Tüm bunlarla birlikte Kürt Film Festivalleri Kürt Sinemasının gelişiminde önemli bir yer tutmaktadır. Hiç olmazsa daha fazla filmlerin yapılmasını teşvik etmektedir. Uzun, orta, kısa ve belgesel türü Kürt filmleri olmazsa ve yapılmazsa bu festivallerin yapılmasının da bir anlamı olmamış olur. Zaten bu festivallerde filmlerin yarıştırılmasından çok filmlerin görülmesi, eski-yeni sinemacıların buluşması, birlikte bir tanışma ve tartışma zemini yakalaması, bu vesileyle Kürt Sinemasının sorunlarını irdelemesi ve yaşanan sıkıntıları tespit etmesi önem arz etmektedir.

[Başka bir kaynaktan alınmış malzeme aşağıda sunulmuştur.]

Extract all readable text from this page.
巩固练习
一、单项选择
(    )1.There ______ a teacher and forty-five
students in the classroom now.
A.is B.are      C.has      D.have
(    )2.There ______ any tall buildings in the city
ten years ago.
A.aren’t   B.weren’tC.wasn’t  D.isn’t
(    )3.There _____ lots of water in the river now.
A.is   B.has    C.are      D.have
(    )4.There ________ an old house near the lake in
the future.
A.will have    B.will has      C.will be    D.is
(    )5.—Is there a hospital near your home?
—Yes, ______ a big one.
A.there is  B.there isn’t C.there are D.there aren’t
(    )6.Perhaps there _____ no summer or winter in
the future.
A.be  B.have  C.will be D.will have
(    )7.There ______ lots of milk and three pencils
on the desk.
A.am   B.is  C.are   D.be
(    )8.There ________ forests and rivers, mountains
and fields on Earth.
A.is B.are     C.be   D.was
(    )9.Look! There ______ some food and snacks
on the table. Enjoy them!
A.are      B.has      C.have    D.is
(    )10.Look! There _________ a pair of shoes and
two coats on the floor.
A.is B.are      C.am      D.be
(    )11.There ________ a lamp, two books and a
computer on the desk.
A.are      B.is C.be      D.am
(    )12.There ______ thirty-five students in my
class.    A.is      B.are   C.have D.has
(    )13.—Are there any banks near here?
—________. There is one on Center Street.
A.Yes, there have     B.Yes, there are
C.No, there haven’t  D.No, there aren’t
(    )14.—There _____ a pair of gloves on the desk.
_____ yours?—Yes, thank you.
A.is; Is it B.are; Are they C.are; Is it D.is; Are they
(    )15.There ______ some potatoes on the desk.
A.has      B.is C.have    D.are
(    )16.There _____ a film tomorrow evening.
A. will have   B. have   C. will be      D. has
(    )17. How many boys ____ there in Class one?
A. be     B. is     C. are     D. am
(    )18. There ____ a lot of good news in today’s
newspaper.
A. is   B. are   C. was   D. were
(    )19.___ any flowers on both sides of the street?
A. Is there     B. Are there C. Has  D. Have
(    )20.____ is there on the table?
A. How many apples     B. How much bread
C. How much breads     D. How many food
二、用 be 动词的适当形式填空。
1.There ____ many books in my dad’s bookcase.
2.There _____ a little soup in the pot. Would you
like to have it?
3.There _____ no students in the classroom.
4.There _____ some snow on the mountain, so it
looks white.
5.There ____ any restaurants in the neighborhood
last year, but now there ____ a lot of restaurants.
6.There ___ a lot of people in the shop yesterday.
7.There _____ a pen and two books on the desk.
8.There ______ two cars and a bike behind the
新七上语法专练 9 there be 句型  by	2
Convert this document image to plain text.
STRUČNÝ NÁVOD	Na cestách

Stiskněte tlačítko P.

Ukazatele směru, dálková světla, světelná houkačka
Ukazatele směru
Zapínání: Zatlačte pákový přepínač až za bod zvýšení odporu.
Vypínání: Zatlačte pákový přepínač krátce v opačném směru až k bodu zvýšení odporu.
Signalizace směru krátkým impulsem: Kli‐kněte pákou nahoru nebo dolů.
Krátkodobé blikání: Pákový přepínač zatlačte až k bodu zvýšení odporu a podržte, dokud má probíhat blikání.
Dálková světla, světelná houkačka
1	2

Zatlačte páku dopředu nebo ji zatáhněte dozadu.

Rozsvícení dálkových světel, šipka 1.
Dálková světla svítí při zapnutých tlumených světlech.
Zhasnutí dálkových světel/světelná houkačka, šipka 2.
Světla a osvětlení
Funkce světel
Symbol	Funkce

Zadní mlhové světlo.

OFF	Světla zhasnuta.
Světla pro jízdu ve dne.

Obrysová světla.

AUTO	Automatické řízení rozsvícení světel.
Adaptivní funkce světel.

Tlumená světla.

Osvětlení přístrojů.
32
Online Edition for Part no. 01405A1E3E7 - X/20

Kürt Sineması festivallerden ibaret değildir. Aslında Kürt sinemasından bahsederken festivallerle birlikte ele alınabilecek birçok konu vardır. Aristo mantığıyla düşünürsek eğer süreklileşecek tarzda Kürt Filmleri yapılmazsa Kürt Film Festivallerinde gösterilecek filmler de olmaz. Festivallerin yapılabilmesi için öncelikle filmlerin yapılması gerekir. Bu da daha geniş bir yol haritasını önümüze çıkarır. Sinema yapabilmenin ilk adımı senaryodur. Senaryo, birçok aşamadan sonra tamamlanıp bittikten sonra artık filmlerin çekim aşamasına geçilir. Bu da başlı başına bir süreci ifade eder. Post Prodüksiyon aşaması da zorlu ve itina ile yaklaşılması gereken bir süreçtir. Ancak o zaman sonuçlanan filmlerin gösterim aşamasına geçilebilir ki bunun için sadece Film Festivalleri değil, gösterim salonları ve bir film gösterim stratejisinin de olmasını gerektirir.

Tüm bunlar kendi başına devasa ve örgütlendirilmesi gereken bir alanı ifade eder. Bunun için atılan adımlar sınırlı, cüzi ve yetersizdir. Demokratik Modernite paradigmasıyla sinemaya baktığımızda ise önümüzde büyük bir öncülük sorunu da durmaktadır. Tüm bunlar daha geniş değerlendirmeleri gerekli kılar.